Is this the American Way?

People for the American Way, the left-wing smear machine, is (In the words of McClatchy press service) quietly targeting Frank Ricci, the Connecticut firefighter whose successful lawsuit for racial discrimination has proven to be so inconvenient for Judge Sotomayor. Specifically, People for the American Way, along with other such drive-by hit artists, is urging reporters to scrutinize Ricci’s allegedly “troubled and litigious work history.” So far, the lefty blogosphere, at least, has taken up the call.

Ricci is on the list of witnesses Republican Senators will call at Sotomayor’s confirmation hearing. But does this make his “litigious work history” an issue that deserves scrutiny? It does so only if that history has some relevance to Judge Sotomayor’s fitness to serve on the Supreme Court.

And plainly, it has no such relevance. No matter how many actions Ricci may have filed in the past, the only one that pertains to Sotomayor is the one she decided. That suit, in which a substantial number of other plaintiffs joined, was found to be meritorious.

McClatchy notes that when Anita Hill testified during the confirmation hearings for Clarence Thomas, she was subjected to personal attack. But Hill leveled personal accusations against Thomas. Adjudicating the veracity of Hill’s allegations of so-called sexual harassment entailed some inquiry into her credibility and, given the nature of the allegations, her past.

Ricci has leveled no personal attack on Sotomayor, and surely will not do so in his testimony. All he did was file a lawsuit that eventually found its way into a courtroom where she happened to be sitting. To be sure, this ended up exposing Sotomayor as too intellectually dishonest to write a real opinion and too ideologically committed to reverse discrimination to reach a decision that a single Supreme Court Justice could agree with. But that’s not Ricci’s fault. I’m certain that when he filed his suit, he hoped that all judges who heard his case would get it right, or at least treat it seriously.

But what of Ricci’s “troubled” history of litigating employment claims. It consists of a suit claiming disability discrimination when one fire department decided not to hire him (Ricci is dyslexic); an administrative complaint claiming that his discharge by that same fire department was in retaliation for accusing the department of safety violations; and the reverse discrimination suit against the New Haven fire department that Sotomayor mishandled.

Isn’t it odd that an outfit calling itself People for the American Way would call this history “troubling”? One might have thought that such an organization would applaud challenges to disability discrimination, race discrimination, retaliaton, and safety violations.

To be sure, meritless lawsuits are nothing to applaud. But Ricci’s race discrimination claim proved to be meritorious. His disability discrimination claim apparently settled when the fire department in question agreed to hire him. This outcome suggests that this suit also had merit and certainly was not frivolous. Ricci did not prevail on his administrative claim of retaliation, but the department apparently was fined for safety violations he blew the whistle on.

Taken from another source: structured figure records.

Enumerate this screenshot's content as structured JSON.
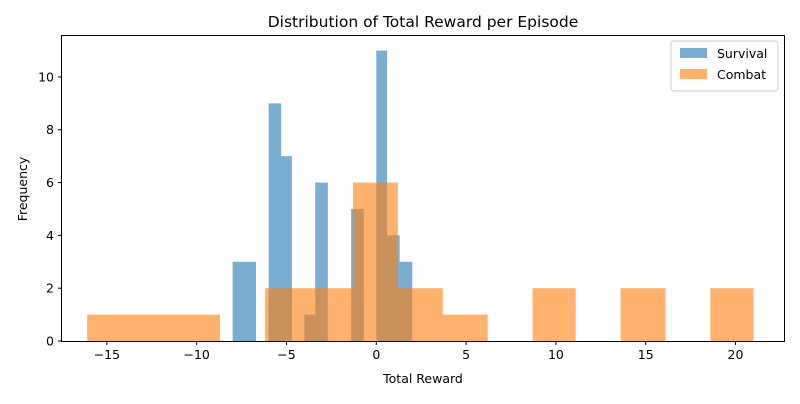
{
  "chart_data": {
    "type": "histogram",
    "title": "Distribution of Total Reward per Episode",
    "xlabel": "Total Reward",
    "ylabel": "Frequency",
    "xlim": [
      -17.5,
      22.7
    ],
    "ylim": [
      0,
      11.55
    ],
    "xticks": [
      -15,
      -10,
      -5,
      0,
      5,
      10,
      15,
      20
    ],
    "xtick_labels": [
      "−15",
      "−10",
      "−5",
      "0",
      "5",
      "10",
      "15",
      "20"
    ],
    "yticks": [
      0,
      2,
      4,
      6,
      8,
      10
    ],
    "ytick_labels": [
      "0",
      "2",
      "4",
      "6",
      "8",
      "10"
    ],
    "legend_position": "top-right",
    "grid": false,
    "series": [
      {
        "name": "Survival",
        "color": "#1f77b4",
        "opacity": 0.6,
        "bins": [
          {
            "x0": -8.0,
            "x1": -6.7,
            "count": 3
          },
          {
            "x0": -6.0,
            "x1": -5.3,
            "count": 9
          },
          {
            "x0": -5.3,
            "x1": -4.7,
            "count": 7
          },
          {
            "x0": -4.0,
            "x1": -3.4,
            "count": 1
          },
          {
            "x0": -3.4,
            "x1": -2.7,
            "count": 6
          },
          {
            "x0": -1.4,
            "x1": -0.7,
            "count": 5
          },
          {
            "x0": 0.0,
            "x1": 0.6,
            "count": 11
          },
          {
            "x0": 0.6,
            "x1": 1.3,
            "count": 4
          },
          {
            "x0": 1.3,
            "x1": 2.0,
            "count": 3
          }
        ]
      },
      {
        "name": "Combat",
        "color": "#ff7f0e",
        "opacity": 0.6,
        "bins": [
          {
            "x0": -16.1,
            "x1": -8.7,
            "count": 1
          },
          {
            "x0": -6.2,
            "x1": -1.3,
            "count": 2
          },
          {
            "x0": -1.3,
            "x1": 1.2,
            "count": 6
          },
          {
            "x0": 1.2,
            "x1": 3.7,
            "count": 2
          },
          {
            "x0": 3.7,
            "x1": 6.2,
            "count": 1
          },
          {
            "x0": 8.7,
            "x1": 11.1,
            "count": 2
          },
          {
            "x0": 13.6,
            "x1": 16.1,
            "count": 2
          },
          {
            "x0": 18.6,
            "x1": 21.0,
            "count": 2
          }
        ]
      }
    ]
  }
}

In any case, one ought to be able to file a successful lawsuit and to testify about that case without being “targeted” by the left. If, in the course of his testimony, Ricci misrepresents himself, then of course it will be proper to call him on it. But if he testifies truthfully about the facts relating to the reverse discrimination case he and his colleagues filed, one hopes that the Democratic members of the Judiciary Committee will have the decency, or at least the political savvy, not to attack him for asserting his rights in other contexts.

UPDATE: Dahlia Lithwick defends the relevance of attacks on Ricci based on his disability discrimination suit because one conservative blog, in describing the facts of his reverse discrimination case against the New Haven fire department, stated: “Never once did Mr.Ricci request special treatment for his dyslexia challenge.” Lithwick thus reveals her dishonesty, intellectual and otherwise.

First, Ricci isn’t responsible for what a conservative blog writes about him. Second, what the conservative blog wrote about him is true because the blog was claiming only that Ricci never sought special treatment based on his dyslexia in connection with his application for promotion by the New Haven fire department, a fact Lithwick doesn’t dispute.

Moreover, Lithwick’s own post strongly suggests that Ricci also did not seek preferential treatment when he sued a different fire department for disability discrimination years earlier. According to Lithwick, Ricci claimed in that case that the department discriminated by refusing to consider him after he revealed during an interview that he was dyslexic. Asking to be considered for hire notwithstanding a disability is not the same thing as seeking special treatment.